8100, part three

Some of the parts I ordered for the 8100 came in today, so it was time to take the machine apart…

Old ram on the left, new ram installed.

To get to this part requires some careful fiddling as there are a lot of plastic tabs you need to carefully bend to remove board retainers and brackets. And as I mentioned previously, the plastics in this machine have reached an almost chalk-like consistency and are very fragile… But after some extremely careful bending I got everything disconnected without breaking anything and the board flipped out to do some work.

First up was the judicious use of some canned air to remove the lint buildup on the CPU heatsink, around the rom and L2 cache simm, and the power supply. Otherwise the system was really clean; someone took good care of it.

Next on the agenda was removing the 30 year old thermal paste and redoing it with Arctic Silver MX4… Which is overkill on a CPU that dissipates less than 10 watts worst-case – but I might as well take advantage of 21st century chemistry while I’m in here…

All cleaned up and ready for a new coat of thermal grease.

Next up was swapping out the ram… I gingerly pried out the two new(er) sticks of TechWorks FPM 32meg and four sticks of Motorola FPM 8meg ram, and replaced the lot with new (as in made in July of 2023) 32meg 60ns EDO ram.

I then pulled out the old pram battery in preparation for the new one that will arrive tomorrow.

Being as these batteries only last about 5 years and the computer currently forgets what day it is every time I turn it off, it was time for a new one. What was interesting is this is an aftermarket battery made by NewerTech (now owned by OWC), but NewerTech hasn’t made these batteries since mid-2015… At least it wasn’t the battery it came with in 1994 – which would have leaked motherboard destroying goo all over everything by now.

This is an all too common occurrence these days.

And that’s where I have to stop for now as the rest of the parts didn’t come in today, and I want to limit the manhandling the plastics receive… So I’ll install the battery tomorrow and then put the board back in the case.

In theory the vram for the video card will also arrive tomorrow and I’ll be able to install that before putting the card back in the system.
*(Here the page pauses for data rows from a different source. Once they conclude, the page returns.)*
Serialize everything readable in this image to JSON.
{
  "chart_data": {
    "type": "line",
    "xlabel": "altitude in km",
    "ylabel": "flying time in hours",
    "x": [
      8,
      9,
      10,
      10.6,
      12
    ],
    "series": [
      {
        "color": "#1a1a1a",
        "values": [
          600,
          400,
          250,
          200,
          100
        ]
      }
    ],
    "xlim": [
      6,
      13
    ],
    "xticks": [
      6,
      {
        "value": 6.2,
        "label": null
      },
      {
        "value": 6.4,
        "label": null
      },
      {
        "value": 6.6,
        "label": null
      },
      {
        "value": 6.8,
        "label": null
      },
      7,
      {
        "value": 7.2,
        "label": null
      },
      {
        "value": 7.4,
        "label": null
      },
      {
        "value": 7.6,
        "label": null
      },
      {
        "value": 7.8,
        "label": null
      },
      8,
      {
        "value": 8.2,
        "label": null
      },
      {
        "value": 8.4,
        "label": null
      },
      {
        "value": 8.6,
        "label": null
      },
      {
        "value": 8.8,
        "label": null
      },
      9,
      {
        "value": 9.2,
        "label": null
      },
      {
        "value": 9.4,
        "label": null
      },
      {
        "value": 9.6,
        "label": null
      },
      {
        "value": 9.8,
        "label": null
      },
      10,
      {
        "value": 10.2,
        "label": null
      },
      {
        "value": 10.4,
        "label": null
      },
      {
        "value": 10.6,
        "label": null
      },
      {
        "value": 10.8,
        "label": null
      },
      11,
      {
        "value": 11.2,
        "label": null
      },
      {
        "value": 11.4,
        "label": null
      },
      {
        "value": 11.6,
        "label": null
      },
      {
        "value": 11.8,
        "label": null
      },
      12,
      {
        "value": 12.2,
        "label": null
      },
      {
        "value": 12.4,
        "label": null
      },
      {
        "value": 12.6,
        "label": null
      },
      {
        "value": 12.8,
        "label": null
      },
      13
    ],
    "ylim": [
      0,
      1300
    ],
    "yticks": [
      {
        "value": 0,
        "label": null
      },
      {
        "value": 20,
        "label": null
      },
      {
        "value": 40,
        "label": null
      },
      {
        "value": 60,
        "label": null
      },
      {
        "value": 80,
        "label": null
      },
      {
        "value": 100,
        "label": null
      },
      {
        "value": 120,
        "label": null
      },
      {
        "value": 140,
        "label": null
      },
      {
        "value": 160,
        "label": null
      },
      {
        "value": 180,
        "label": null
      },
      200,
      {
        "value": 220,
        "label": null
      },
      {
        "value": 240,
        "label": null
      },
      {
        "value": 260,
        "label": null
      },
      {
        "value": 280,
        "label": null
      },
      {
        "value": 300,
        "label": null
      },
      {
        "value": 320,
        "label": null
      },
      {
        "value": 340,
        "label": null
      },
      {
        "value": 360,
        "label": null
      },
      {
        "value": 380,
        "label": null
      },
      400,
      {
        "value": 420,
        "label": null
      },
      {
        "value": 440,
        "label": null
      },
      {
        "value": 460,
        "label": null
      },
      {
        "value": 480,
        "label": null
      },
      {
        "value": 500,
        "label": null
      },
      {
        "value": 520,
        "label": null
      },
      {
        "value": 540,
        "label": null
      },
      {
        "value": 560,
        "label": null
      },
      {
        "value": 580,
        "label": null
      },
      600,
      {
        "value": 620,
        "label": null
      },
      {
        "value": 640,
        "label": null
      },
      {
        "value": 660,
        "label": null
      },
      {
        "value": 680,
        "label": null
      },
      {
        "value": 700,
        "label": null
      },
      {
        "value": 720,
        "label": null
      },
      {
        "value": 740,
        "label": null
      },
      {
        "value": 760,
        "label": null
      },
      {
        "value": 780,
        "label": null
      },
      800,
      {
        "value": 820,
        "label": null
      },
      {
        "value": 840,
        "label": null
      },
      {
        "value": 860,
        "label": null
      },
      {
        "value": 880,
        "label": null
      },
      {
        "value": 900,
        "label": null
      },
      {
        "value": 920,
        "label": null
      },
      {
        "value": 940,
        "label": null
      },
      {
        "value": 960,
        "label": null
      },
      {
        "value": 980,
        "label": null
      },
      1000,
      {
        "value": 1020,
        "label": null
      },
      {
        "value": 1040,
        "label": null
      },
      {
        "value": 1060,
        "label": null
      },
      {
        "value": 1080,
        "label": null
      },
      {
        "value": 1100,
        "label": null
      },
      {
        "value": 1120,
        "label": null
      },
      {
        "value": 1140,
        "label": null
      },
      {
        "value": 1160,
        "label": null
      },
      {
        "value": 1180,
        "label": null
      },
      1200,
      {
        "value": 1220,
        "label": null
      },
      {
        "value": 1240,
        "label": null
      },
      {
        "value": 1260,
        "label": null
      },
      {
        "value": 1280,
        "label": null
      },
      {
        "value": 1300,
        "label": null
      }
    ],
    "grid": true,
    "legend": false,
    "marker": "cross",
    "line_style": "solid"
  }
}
Once that is done, the 8100 will be as maxed out as humanly possible system-wise. I still have the two BlueSCSI devices coming as well, but they won’t even ship until Saturday.

Oh, there is one more device that came in today…

A Farallon AAUI to 10base-t adapter.

Back in ’94 everyone was still working out what the One True Standard would be for computer networking, and each competing standard had a different media type and connector set – so it was kind of a mess… Because of this, Apple in their wisdom decided that the new PowerPC machines would just have an AUI (Attachment Unit Interface) on them, and the user could get a media converter for whatever network flavor they wanted… So Apple only needed one port instead of 2-3.

But! AUI ports used 15-pin D-Sub connectors, which is the exact same connector Apple used for their monitors… So to prevent confusion Apple came up with AAUI – a proprietary connector for proprietary network dongles.

Anyway, that’s the update for today – more tomorrow!